- Born: Mark Richard Gordon October 10, 1956 (age 69) Newport News, Virginia, U.S.
- Education: New York University Film School
- Occupations: Film producer, television producer
- Years active: 1981–present
- Spouses: Karen Villeneuve ​ ​(m. 1997⁠–⁠2003)​; Sally Whitehill ​(m. 2011)​;

= Mark Gordon (producer) =

American television director and producer (born 1956)

Mark Richard Gordon (born October 10, 1956) is an American producer. He is a former president of the Producers Guild of America. In January 2018, Gordon was named president and chief content officer of film and television for Entertainment One, which had acquired his production company, The Mark Gordon Company.

==Early life and education==
Gordon was born on October 10, 1956, in Newport News, Virginia. He is of Jewish descent. He is a graduate of New York University Film School.

==Career==
Gordon's first producing effort was the Off-Broadway production of The Buddy System at Circle in the Square downtown.

In the television arena, Gordon is an executive producer on The Rookie and Grey's Anatomy while his past projects include Ray Donovan, Criminal Minds, Designated Survivor, Private Practice, and Army Wives.
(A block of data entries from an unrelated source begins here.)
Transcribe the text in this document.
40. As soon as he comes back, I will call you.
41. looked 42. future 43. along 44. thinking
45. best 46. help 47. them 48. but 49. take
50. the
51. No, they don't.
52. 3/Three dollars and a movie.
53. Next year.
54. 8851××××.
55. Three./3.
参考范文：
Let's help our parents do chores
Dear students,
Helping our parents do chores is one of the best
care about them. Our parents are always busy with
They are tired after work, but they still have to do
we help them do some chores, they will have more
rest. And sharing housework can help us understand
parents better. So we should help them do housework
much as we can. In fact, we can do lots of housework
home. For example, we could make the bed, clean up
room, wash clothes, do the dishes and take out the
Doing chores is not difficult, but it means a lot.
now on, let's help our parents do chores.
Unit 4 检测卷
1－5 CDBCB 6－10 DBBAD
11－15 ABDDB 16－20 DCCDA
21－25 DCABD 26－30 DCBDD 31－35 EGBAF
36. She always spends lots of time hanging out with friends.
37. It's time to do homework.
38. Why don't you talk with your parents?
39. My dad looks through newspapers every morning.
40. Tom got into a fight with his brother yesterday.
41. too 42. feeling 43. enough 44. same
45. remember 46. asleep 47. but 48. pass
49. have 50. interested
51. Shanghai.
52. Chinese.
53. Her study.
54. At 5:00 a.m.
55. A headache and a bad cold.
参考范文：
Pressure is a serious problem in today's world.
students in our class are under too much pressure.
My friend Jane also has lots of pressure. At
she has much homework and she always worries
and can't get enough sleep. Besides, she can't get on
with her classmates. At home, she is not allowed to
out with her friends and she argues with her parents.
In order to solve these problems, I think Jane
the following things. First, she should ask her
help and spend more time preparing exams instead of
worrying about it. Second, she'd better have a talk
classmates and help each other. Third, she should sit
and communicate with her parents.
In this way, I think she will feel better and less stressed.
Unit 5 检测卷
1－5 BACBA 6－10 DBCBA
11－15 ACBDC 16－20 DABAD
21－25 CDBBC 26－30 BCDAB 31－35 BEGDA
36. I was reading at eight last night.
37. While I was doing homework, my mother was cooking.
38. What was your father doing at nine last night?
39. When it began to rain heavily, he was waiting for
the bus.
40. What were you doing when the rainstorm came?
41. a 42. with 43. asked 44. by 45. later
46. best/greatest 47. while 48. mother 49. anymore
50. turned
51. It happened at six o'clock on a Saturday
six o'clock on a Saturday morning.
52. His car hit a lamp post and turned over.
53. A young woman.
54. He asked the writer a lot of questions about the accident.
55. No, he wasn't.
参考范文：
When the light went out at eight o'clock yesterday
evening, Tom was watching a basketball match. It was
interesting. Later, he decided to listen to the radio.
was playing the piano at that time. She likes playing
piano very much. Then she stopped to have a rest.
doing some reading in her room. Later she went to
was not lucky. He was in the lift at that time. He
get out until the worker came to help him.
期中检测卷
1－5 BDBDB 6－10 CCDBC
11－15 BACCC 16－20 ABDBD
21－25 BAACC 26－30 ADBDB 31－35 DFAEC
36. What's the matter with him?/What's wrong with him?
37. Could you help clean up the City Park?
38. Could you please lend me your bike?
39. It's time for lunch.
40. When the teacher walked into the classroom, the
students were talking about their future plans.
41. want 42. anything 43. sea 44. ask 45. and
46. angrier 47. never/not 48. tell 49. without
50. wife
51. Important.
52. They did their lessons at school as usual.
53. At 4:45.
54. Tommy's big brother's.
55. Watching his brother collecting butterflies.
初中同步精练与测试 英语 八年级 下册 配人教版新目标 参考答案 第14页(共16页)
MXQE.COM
Gordon's work in television has garnered him a Golden Globe in addition to five Emmy nominations and two wins. In 2015 he was awarded the Norman Lear Award for Lifetime Achievement in Television by the Producers Guild of America.
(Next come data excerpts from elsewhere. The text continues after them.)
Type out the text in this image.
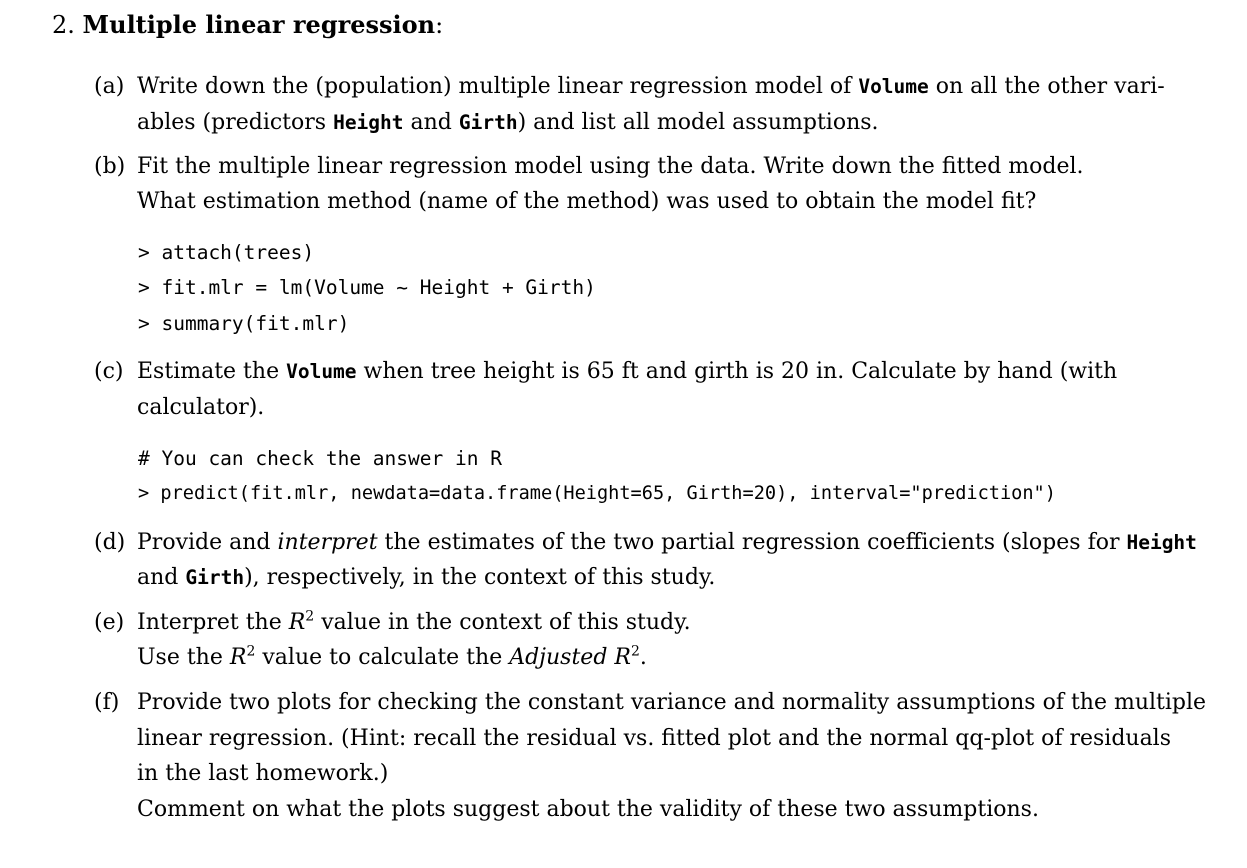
2. Multiple linear regression:
(a) Write down the (population) multiple linear regression model of Volume on all the other vari-
ables (predictors Height and Girth) and list all model assumptions.
(b) Fit the multiple linear regression model using the data. Write down the fitted model.
What estimation method (name of the method) was used to obtain the model fit?
> attach(trees)
> fit.mlr = lm(Volume ~ Height + Girth)
> summary(fit.mlr)
(c) Estimate the Volume when tree height is 65 ft and girth is 20 in. Calculate by hand (with
calculator).
# You can check the answer in R
> predict(fit.mlr, newdata=data.frame(Height=65, Girth=20), interval="prediction")
(d) Provide and interpret the estimates of the two partial regression coefficients (slopes for Height
and Girth), respectively, in the context of this study.
(e) Interpret the $R^2$ value in the context of this study.
Use the $R^2$ value to calculate the Adjusted $R^2$.
(f) Provide two plots for checking the constant variance and normality assumptions of the multiple
linear regression. (Hint: recall the residual vs. fitted plot and the normal qq-plot of residuals
in the last homework.)
Comment on what the plots suggest about the validity of these two assumptions.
Gordon's films include Saving Private Ryan, Steve Jobs, Murder on the Orient Express, Death on the Nile, Molly's Game, 2012, The Day After Tomorrow, Speed, Source Code, The Messenger, and The Patriot. Gordon has also taken on the role of executive producer and financier for films such as Lara Croft: Tomb Raider, Hellboy, Wonder Boys, The Painted Veil, A Simple Plan, Primary Colors, and Official Secrets. As a film producer, Gordon is an Academy Award Nominee, a Golden Globe winner, a two-time nominee, and one time BAFTA winner as well as a seven-time nominee and three-time PGA award winner.
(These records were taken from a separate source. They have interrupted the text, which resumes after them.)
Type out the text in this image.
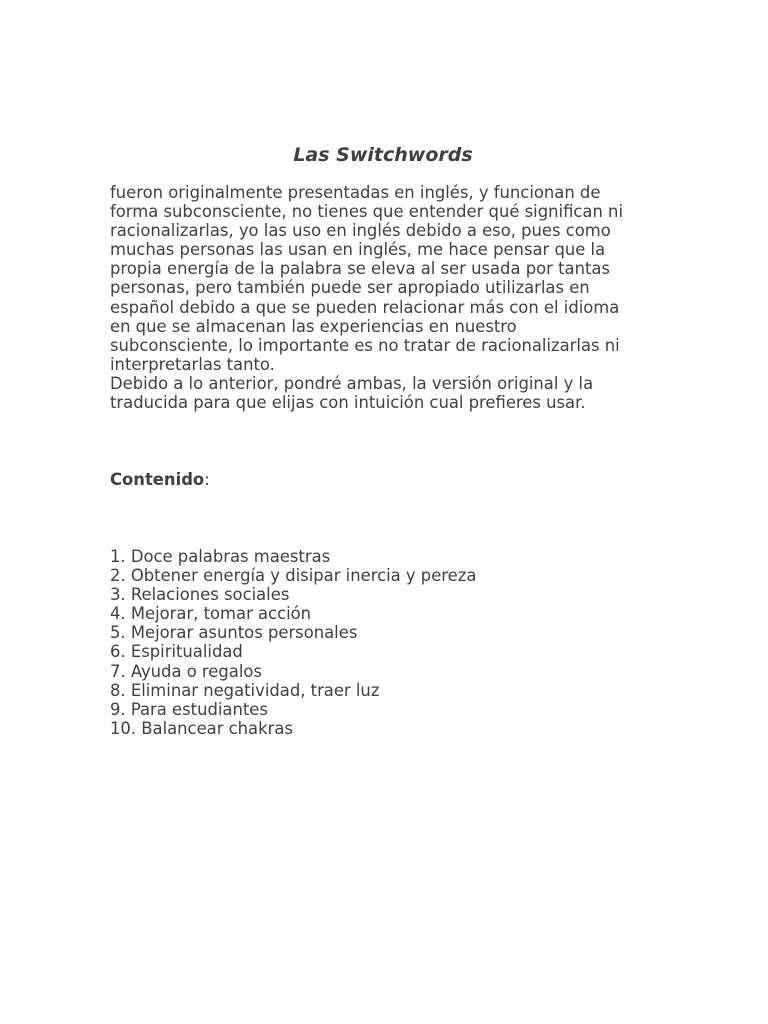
Las Switchwords

fueron originalmente presentadas en inglés, y funcionan de
forma subconsciente, no tienes que entender qué significan ni
racionalizarlas, yo las uso en inglés debido a eso, pues como
muchas personas las usan en inglés, me hace pensar que la
propia energía de la palabra se eleva al ser usada por tantas
personas, pero también puede ser apropiado utilizarlas en
español debido a que se pueden relacionar más con el idioma
en que se almacenan las experiencias en nuestro
subconsciente, lo importante es no tratar de racionalizarlas ni
interpretarlas tanto.
Debido a lo anterior, pondré ambas, la versión original y la
traducida para que elijas con intuición cual prefieres usar.

Contenido:

1. Doce palabras maestras
2. Obtener energía y disipar inercia y pereza
3. Relaciones sociales
4. Mejorar, tomar acción
5. Mejorar asuntos personales
6. Espiritualidad
7. Ayuda o regalos
8. Eliminar negatividad, traer luz
9. Para estudiantes
10. Balancear chakras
Gordon is the President Emeritus of the Producers Guild of America, having been its President from 2010 through 2014.

===The Mark Gordon Company===
In 2015, The Mark Gordon Company partnered with Entertainment One to create an independent television and film studio as eOne acquired 51% of the production company for $133 million.

Gordon was CEO of the company, which financed and produced content by Gordon and other producers. In 2018, eOne paid Gordon an additional $240 million to fully own the Mark Gordon Company. Gordon was offered the job of president and chief content officer of film, television and digital at eOne. In July 2019, Gordon left his job as eOne president and chief content officer of film and television by shifting to a producer deal with eOne.

===Mark Gordon Pictures===
In 2020, Gordon launched a new production company called Mark Gordon Pictures.